Everyone has their own method, and for me, micropore works.
I put it on any bit that at the time in whinging.
I employed this methodology for the whole crossing, and although a couple of sore bits at times, I had no blisters.
I was wearing the Innov8 shoes (not boots), and use X socks trekking, which are quite thin, but a perfect fit (for ME).
You will need to work out your own footwear, because you DON’T have my feet see.
We could have stayed, but after about 30 minutes of the music that was piped out.
A sort of abominable HIGHLAND, BAGPIPE JAZZ SAXOPHONE FUSION
we could stand no more.
Bagpipes and Jazz do not mix.
Al already had fingers in his ears and was looking glazed.
Bugger the rain, it was definitely time to leave
Just before we did, Jeff and Joke arrived.

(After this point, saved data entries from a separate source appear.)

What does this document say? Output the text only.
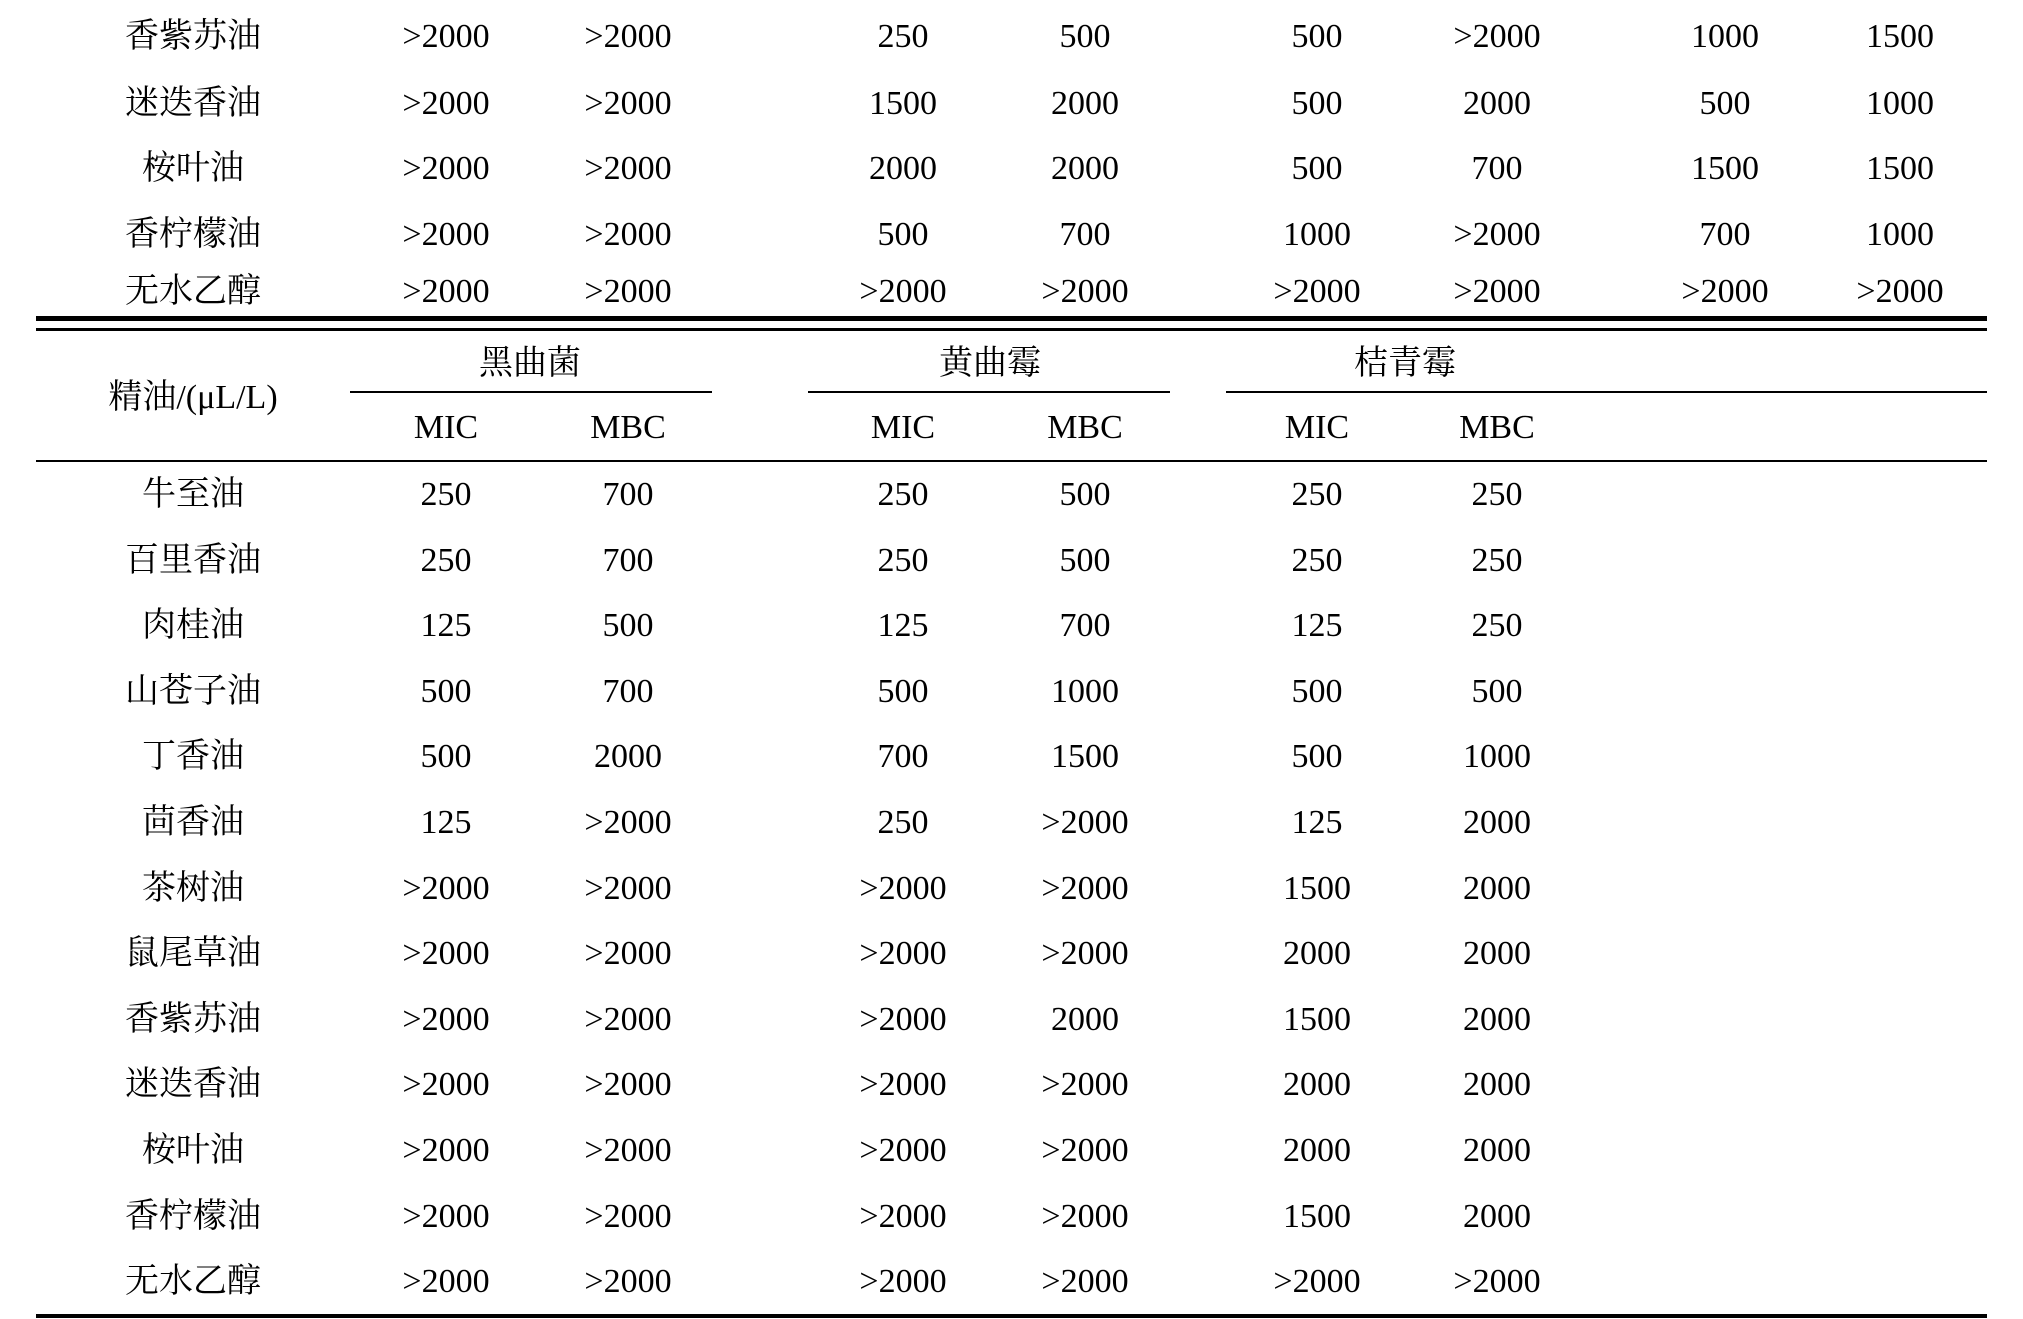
香紫苏油	>2000	>2000	250	500	500	>2000	1000	1500
迷迭香油	>2000	>2000	1500	2000	500	2000	500	1000
桉叶油	>2000	>2000	2000	2000	500	700	1500	1500
香柠檬油	>2000	>2000	500	700	1000	>2000	700	1000
无水乙醇	>2000	>2000	>2000	>2000	>2000	>2000	>2000	>2000
精油/(μL/L)
黑曲菌	黄曲霉	桔青霉
MIC	MBC	MIC	MBC	MIC	MBC
牛至油	250	700	250	500	250	250
百里香油	250	700	250	500	250	250
肉桂油	125	500	125	700	125	250
山苍子油	500	700	500	1000	500	500
丁香油	500	2000	700	1500	500	1000
茴香油	125	>2000	250	>2000	125	2000
茶树油	>2000	>2000	>2000	>2000	1500	2000
鼠尾草油	>2000	>2000	>2000	>2000	2000	2000
香紫苏油	>2000	>2000	>2000	2000	1500	2000
迷迭香油	>2000	>2000	>2000	>2000	2000	2000
桉叶油	>2000	>2000	>2000	>2000	2000	2000
香柠檬油	>2000	>2000	>2000	>2000	1500	2000
无水乙醇	>2000	>2000	>2000	>2000	>2000	>2000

We stuck back on all our wet weather gear.
The rain was really persistent now, and it looked like a WET end to the day.
We carried on along the small road for what seemed like days.

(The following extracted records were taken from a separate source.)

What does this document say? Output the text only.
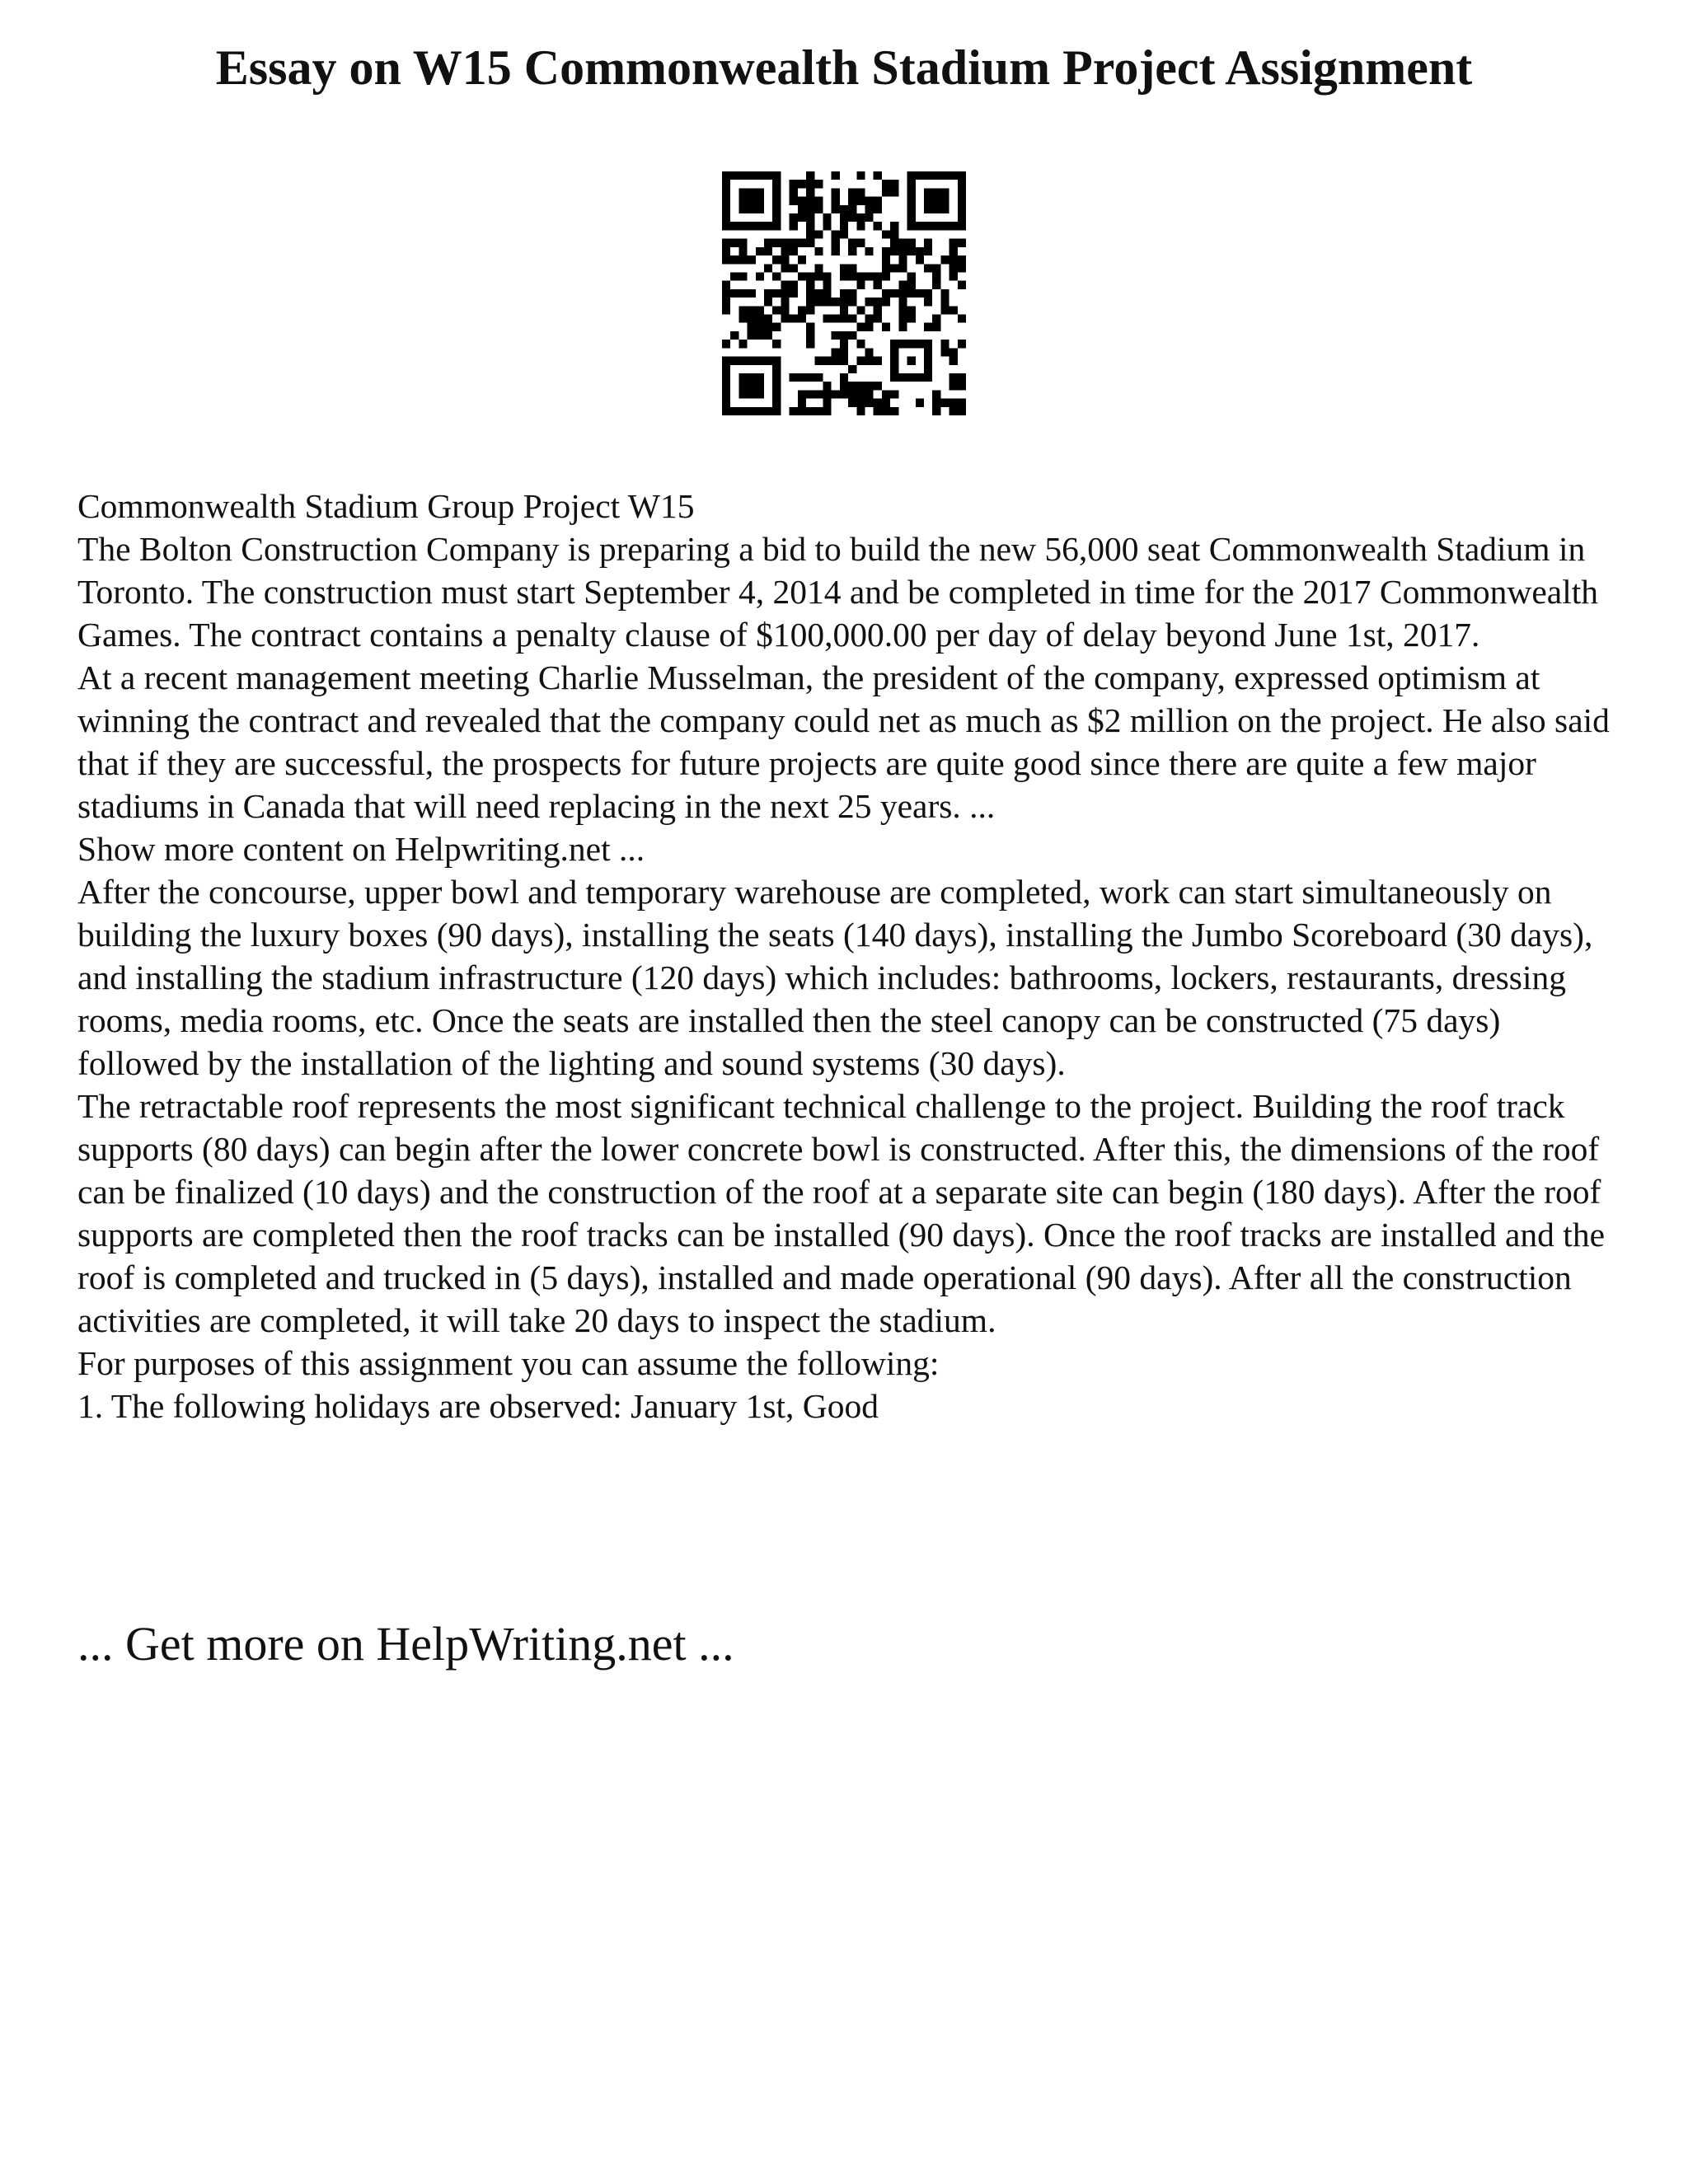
Essay on W15 Commonwealth Stadium Project Assignment

Commonwealth Stadium Group Project W15

The Bolton Construction Company is preparing a bid to build the new 56,000 seat Commonwealth Stadium in Toronto. The construction must start September 4, 2014 and be completed in time for the 2017 Commonwealth Games. The contract contains a penalty clause of $100,000.00 per day of delay beyond June 1st, 2017.

At a recent management meeting Charlie Musselman, the president of the company, expressed optimism at winning the contract and revealed that the company could net as much as $2 million on the project. He also said that if they are successful, the prospects for future projects are quite good since there are quite a few major stadiums in Canada that will need replacing in the next 25 years. ...

Show more content on Helpwriting.net ...

After the concourse, upper bowl and temporary warehouse are completed, work can start simultaneously on building the luxury boxes (90 days), installing the seats (140 days), installing the Jumbo Scoreboard (30 days), and installing the stadium infrastructure (120 days) which includes: bathrooms, lockers, restaurants, dressing rooms, media rooms, etc. Once the seats are installed then the steel canopy can be constructed (75 days) followed by the installation of the lighting and sound systems (30 days).

The retractable roof represents the most significant technical challenge to the project. Building the roof track supports (80 days) can begin after the lower concrete bowl is constructed. After this, the dimensions of the roof can be finalized (10 days) and the construction of the roof at a separate site can begin (180 days). After the roof supports are completed then the roof tracks can be installed (90 days). Once the roof tracks are installed and the roof is completed and trucked in (5 days), installed and made operational (90 days). After all the construction activities are completed, it will take 20 days to inspect the stadium.

For purposes of this assignment you can assume the following:

1. The following holidays are observed: January 1st, Good

... Get more on HelpWriting.net ...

There were the odd place to stick up a tent, but the really best bits all appeared to be in the gardens of BIG POSH houses. So much for impoverished Scotland.
Sadly many of them also appeared to be BIG holiday or weekend homes.
Tempted as we were, we plodded on until we arrived at the end of the road at Ellric.
There was not really anywhere to put up a tent.
To the left was a small track that said it was the Pine Martin Nature Walk.
Phil had planned to camp just off the track by the river.
We plodded on up the track, but the river was a no go, since it had been work done on it, and what looked like granite chippings laid.
“Maybe just round the next corner where the picnic table was.”
“NOPE”, that was too small and uneven.
We carried on up the track.
It was still pissing down
Eventually a decision was made.
Phil had found a small spot big enough for an Akto, just off the track.
Everything else there was boggy and under water.
“Sod this” said Al and I. “This track is flat, it will do”.
So we got tents up, and hammered pegs in with rocks.
As great as the Trailstar is, it does have a BIG footprint, so those little make do pitches, do NOT do.
|It will have to do OK.|
We crawled into tents.
I could not even be bothered to cook food, so it was lucky we had eaten on route.
It was still raining.
I spent the night wondering if a Quad bike, or Mountain bike would hurtle down the hill and crash into me.
And that was the end of Day 1.
Never mind, maybe tomorrow would be much better weather, we would see.